Modeling human hematopoietic progenitor cell gene therapy in nonhuman primates allows long-term evaluation of safety, maintenance of gene expression, and potential immune response against transgene products. We transplanted autologous G-CSF/SCF-mobilized CD34+ cells transduced with lentiviral vectors expressing EGFP into myeloablated rhesus macaques. To date, more than 4 years posttransplantation, 0.5-8% EGFP expression is maintained in multiple cell lineages. The animals remain healthy with no evidence of hematopoietic abnormalities or malignancies. To assess immune functions, we actively immunized two of our transplanted animals with purified rEGFP proteins and CpG adjuvant and demonstrated stable levels of EGFP+ cell populations maintained for over 29 months despite four active immunizations. We did not detect a persistent anti-EGFP antibody response or anti-EGFP T cell response in these immunized animals. Immune response to an irrelevant antigen was normal. Taken together, our data provide formal support that transplantation of lentivirally transduced CD34+ progenitor cells in myeloablated rhesus macaques induces specific immunological tolerance toward a foreign transgene.
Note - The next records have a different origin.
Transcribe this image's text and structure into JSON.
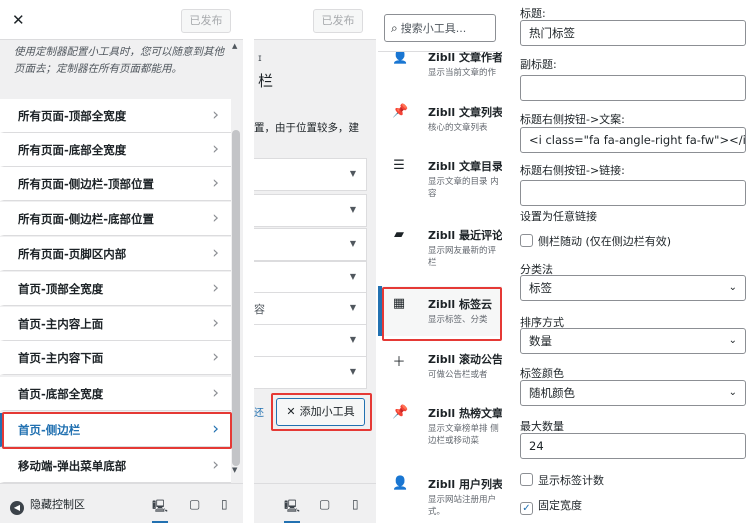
{
  "colors": {
    "accent": "#2271b1",
    "highlight": "#e53935",
    "panel_bg": "#f0f0f1"
  },
  "panel_sections": {
    "publish_label": "已发布",
    "description": "使用定制器配置小工具时，您可以随意到其他页面去；定制器在所有页面都能用。",
    "items": [
      {
        "label": "所有页面-顶部全宽度"
      },
      {
        "label": "所有页面-底部全宽度"
      },
      {
        "label": "所有页面-侧边栏-顶部位置"
      },
      {
        "label": "所有页面-侧边栏-底部位置"
      },
      {
        "label": "所有页面-页脚区内部"
      },
      {
        "label": "首页-顶部全宽度"
      },
      {
        "label": "首页-主内容上面"
      },
      {
        "label": "首页-主内容下面"
      },
      {
        "label": "首页-底部全宽度"
      },
      {
        "label": "首页-侧边栏"
      },
      {
        "label": "移动端-弹出菜单底部"
      }
    ],
    "hide_controls": "隐藏控制区"
  },
  "panel_area": {
    "publish_label": "已发布",
    "title_fragment_a": "ɪ",
    "title_fragment_b": "栏",
    "notice_fragment": "置，由于位置较多，建",
    "row_fragment": "容",
    "link_fragment": "还",
    "add_widget_label": "添加小工具"
  },
  "panel_widgets": {
    "search_placeholder": "搜索小工具...",
    "items": [
      {
        "title": "Zibll 文章作者",
        "desc": "显示当前文章的作"
      },
      {
        "title": "Zibll 文章列表",
        "desc": "核心的文章列表"
      },
      {
        "title": "Zibll 文章目录",
        "desc": "显示文章的目录 内容"
      },
      {
        "title": "Zibll 最近评论",
        "desc": "显示网友最新的评 栏"
      },
      {
        "title": "Zibll 标签云",
        "desc": "显示标签、分类"
      },
      {
        "title": "Zibll 滚动公告",
        "desc": "可做公告栏或者"
      },
      {
        "title": "Zibll 热榜文章",
        "desc": "显示文章榜单排 侧边栏或移动菜"
      },
      {
        "title": "Zibll 用户列表",
        "desc": "显示网站注册用户 式。"
      }
    ]
  },
  "panel_form": {
    "title_label": "标题:",
    "title_value": "热门标签",
    "subtitle_label": "副标题:",
    "subtitle_value": "",
    "btn_text_label": "标题右侧按钮->文案:",
    "btn_text_value": "<i class=\"fa fa-angle-right fa-fw\"></i>",
    "btn_link_label": "标题右侧按钮->链接:",
    "btn_link_value": "",
    "new_window_text": "设置为任意链接",
    "sidebar_follow_label": "侧栏随动 (仅在侧边栏有效)",
    "taxonomy_label": "分类法",
    "taxonomy_value": "标签",
    "orderby_label": "排序方式",
    "orderby_value": "数量",
    "color_label": "标签颜色",
    "color_value": "随机颜色",
    "max_label": "最大数量",
    "max_value": "24",
    "show_count_label": "显示标签计数",
    "fixed_width_label": "固定宽度",
    "fixed_width_checked": "✓"
  }
}
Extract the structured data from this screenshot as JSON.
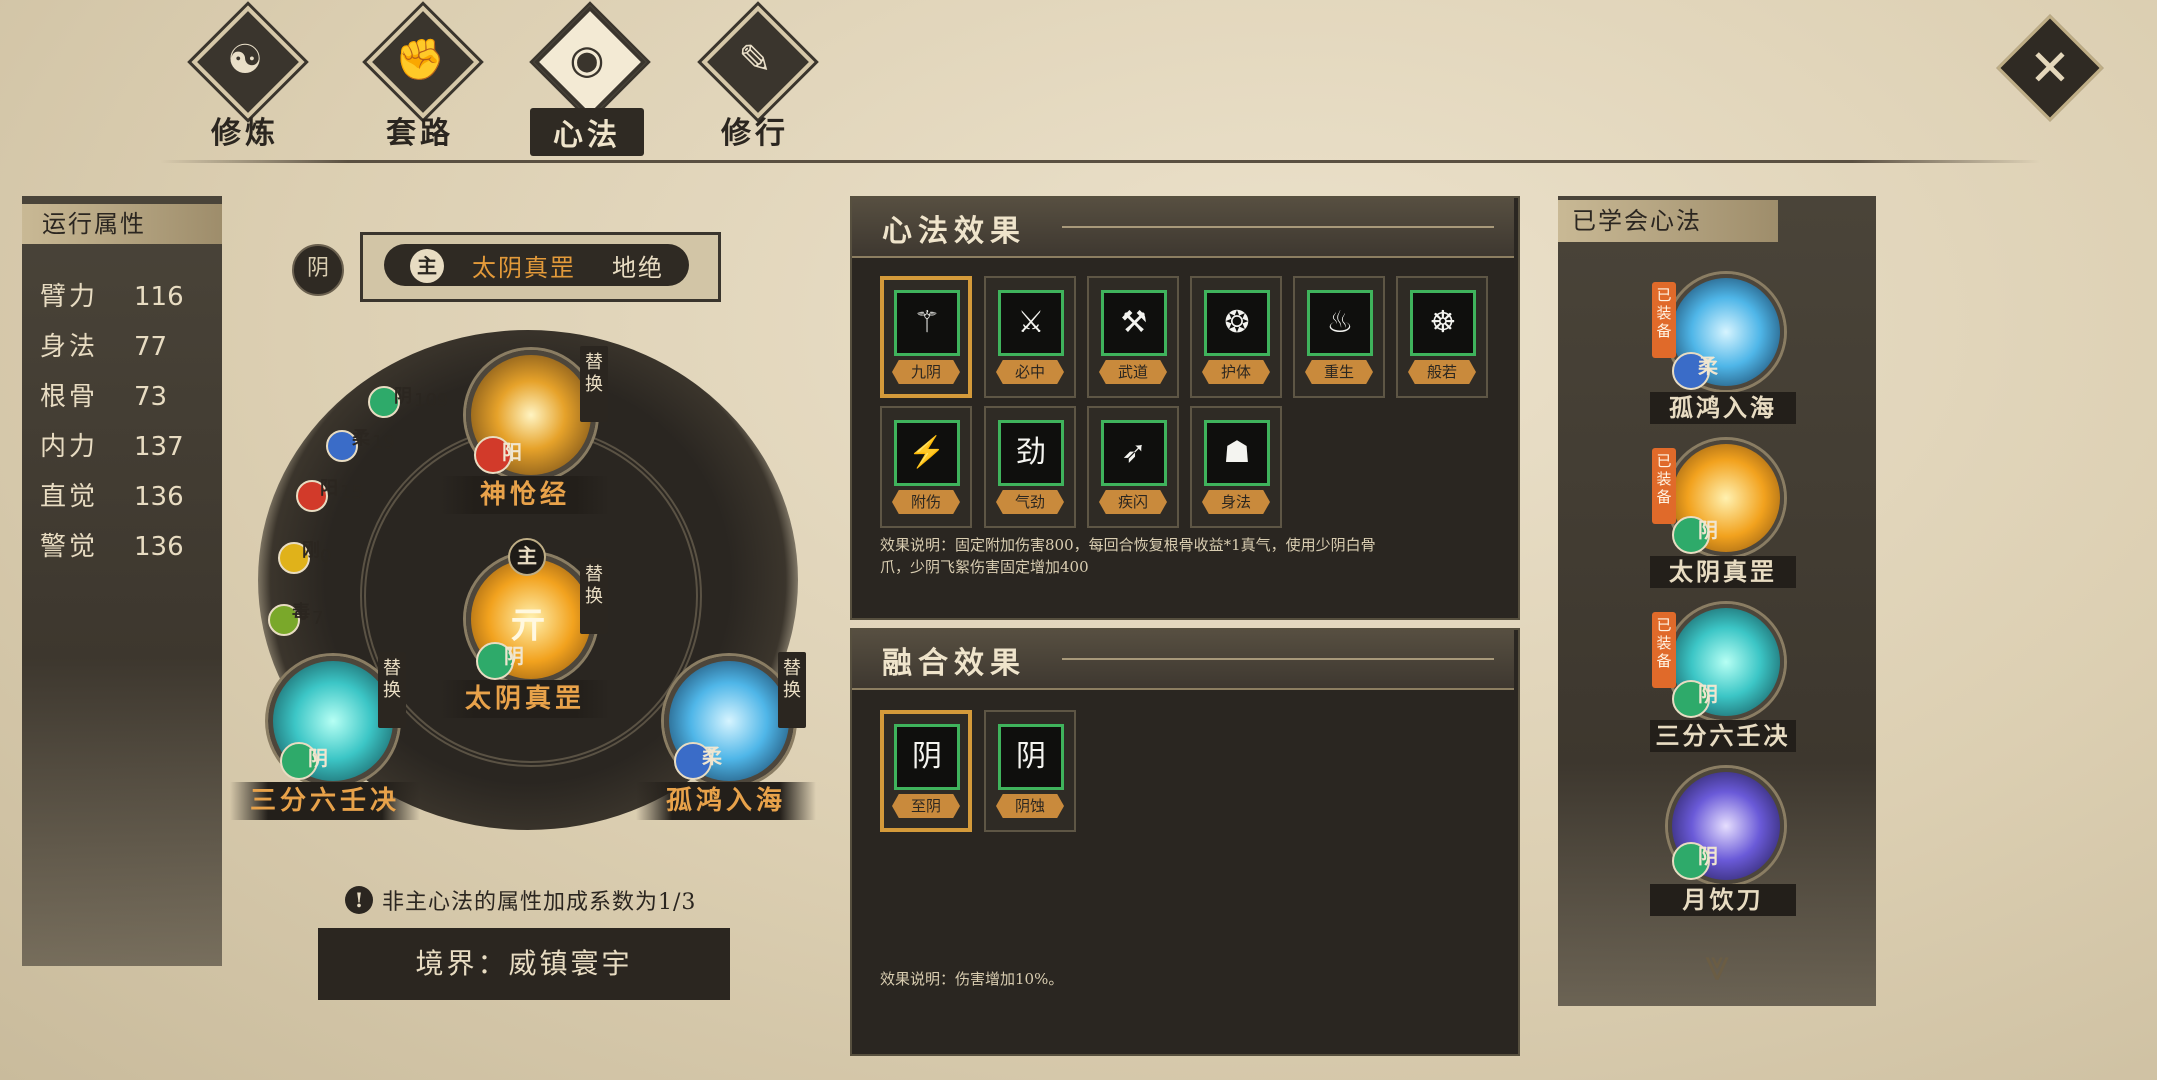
{
  "tabs": [
    {
      "label": "修炼",
      "glyph": "☯",
      "active": false
    },
    {
      "label": "套路",
      "glyph": "✊",
      "active": false
    },
    {
      "label": "心法",
      "glyph": "◉",
      "active": true
    },
    {
      "label": "修行",
      "glyph": "✎",
      "active": false
    }
  ],
  "close_glyph": "✕",
  "stats": {
    "title": "运行属性",
    "rows": [
      {
        "name": "臂力",
        "value": "116"
      },
      {
        "name": "身法",
        "value": "77"
      },
      {
        "name": "根骨",
        "value": "73"
      },
      {
        "name": "内力",
        "value": "137"
      },
      {
        "name": "直觉",
        "value": "136"
      },
      {
        "name": "警觉",
        "value": "136"
      }
    ]
  },
  "main_method": {
    "yin_badge": "阴",
    "zhu_label": "主",
    "name": "太阴真罡",
    "tier": "地绝"
  },
  "wheel": {
    "attributes": [
      {
        "label": "阴",
        "value": "109",
        "color": "#2eaa6a"
      },
      {
        "label": "柔",
        "value": "19",
        "color": "#3a6cc8"
      },
      {
        "label": "阳",
        "value": "15",
        "color": "#d23a2a"
      },
      {
        "label": "刚",
        "value": "0",
        "color": "#e0b21a"
      },
      {
        "label": "毒",
        "value": "7",
        "color": "#7aa82a"
      }
    ],
    "slots": [
      {
        "name": "神怆经",
        "type": "阳",
        "type_color": "#d23a2a",
        "swap": "替换",
        "orb": "#e6a22a"
      },
      {
        "name": "太阴真罡",
        "type": "阴",
        "type_color": "#2eaa6a",
        "swap": "替换",
        "orb": "#f2a21e",
        "zhu": "主",
        "glyph": "亓"
      },
      {
        "name": "三分六壬决",
        "type": "阴",
        "type_color": "#2eaa6a",
        "swap": "替换",
        "orb": "#3cc6c6"
      },
      {
        "name": "孤鸿入海",
        "type": "柔",
        "type_color": "#3a6cc8",
        "swap": "替换",
        "orb": "#4fb6e8"
      }
    ]
  },
  "notice": {
    "icon": "!",
    "text": "非主心法的属性加成系数为1/3"
  },
  "realm": {
    "text": "境界：威镇寰宇"
  },
  "effects": {
    "title": "心法效果",
    "skills": [
      {
        "tag": "九阴",
        "icon": "⚚",
        "selected": true
      },
      {
        "tag": "必中",
        "icon": "⚔",
        "selected": false
      },
      {
        "tag": "武道",
        "icon": "⚒",
        "selected": false
      },
      {
        "tag": "护体",
        "icon": "❂",
        "selected": false
      },
      {
        "tag": "重生",
        "icon": "♨",
        "selected": false
      },
      {
        "tag": "般若",
        "icon": "☸",
        "selected": false
      },
      {
        "tag": "附伤",
        "icon": "⚡",
        "selected": false
      },
      {
        "tag": "气劲",
        "icon": "劲",
        "selected": false
      },
      {
        "tag": "疾闪",
        "icon": "➶",
        "selected": false
      },
      {
        "tag": "身法",
        "icon": "☗",
        "selected": false
      }
    ],
    "desc_line1": "效果说明：固定附加伤害800，每回合恢复根骨收益*1真气，使用少阴白骨",
    "desc_line2": "爪，少阴飞絮伤害固定增加400"
  },
  "fusion": {
    "title": "融合效果",
    "skills": [
      {
        "tag": "至阴",
        "icon": "阴",
        "selected": true
      },
      {
        "tag": "阴蚀",
        "icon": "阴",
        "selected": false
      }
    ],
    "desc": "效果说明：伤害增加10%。"
  },
  "learned": {
    "title": "已学会心法",
    "equip_label": "已装备",
    "items": [
      {
        "name": "孤鸿入海",
        "type": "柔",
        "type_color": "#3a6cc8",
        "orb": "#4fb6e8",
        "equipped": true
      },
      {
        "name": "太阴真罡",
        "type": "阴",
        "type_color": "#2eaa6a",
        "orb": "#f2a21e",
        "equipped": true
      },
      {
        "name": "三分六壬决",
        "type": "阴",
        "type_color": "#2eaa6a",
        "orb": "#3cc6c6",
        "equipped": true
      },
      {
        "name": "月饮刀",
        "type": "阴",
        "type_color": "#2eaa6a",
        "orb": "#6a5ad8",
        "equipped": false
      }
    ],
    "scroll_icon": "⩔"
  }
}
在非人灵长类动物中对人类造血祖细胞基因治疗进行建模,可对安全性、基因表达的维持以及针对转基因产物的潜在免疫反应进行长期评估。我们将用表达增强绿色荧光蛋白(EGFP)的慢病毒载体转导的自体粒细胞集落刺激因子(G-CSF)/干细胞因子(SCF)动员的CD34⁺细胞移植到经清髓处理的恒河猴体内。迄今为止,在移植后4年多的时间里,多个细胞谱系中维持着0.5% - 8%的EGFP表达。这些动物保持健康,没有造血异常或恶性肿瘤的迹象。为了评估免疫功能,我们用纯化的重组EGFP蛋白和CpG佐剂对两只移植动物进行了主动免疫,结果表明,尽管进行了四次主动免疫,EGFP⁺细胞群体的水平仍稳定维持了29个月以上。在这些免疫动物中,我们未检测到持续的抗EGFP抗体反应或抗EGFP T细胞反应。对无关抗原的免疫反应正常。综上所述,我们的数据为在经清髓处理的恒河猴中移植慢病毒转导的CD34⁺祖细胞可诱导对异源转基因产生特异性免疫耐受提供了正式支持。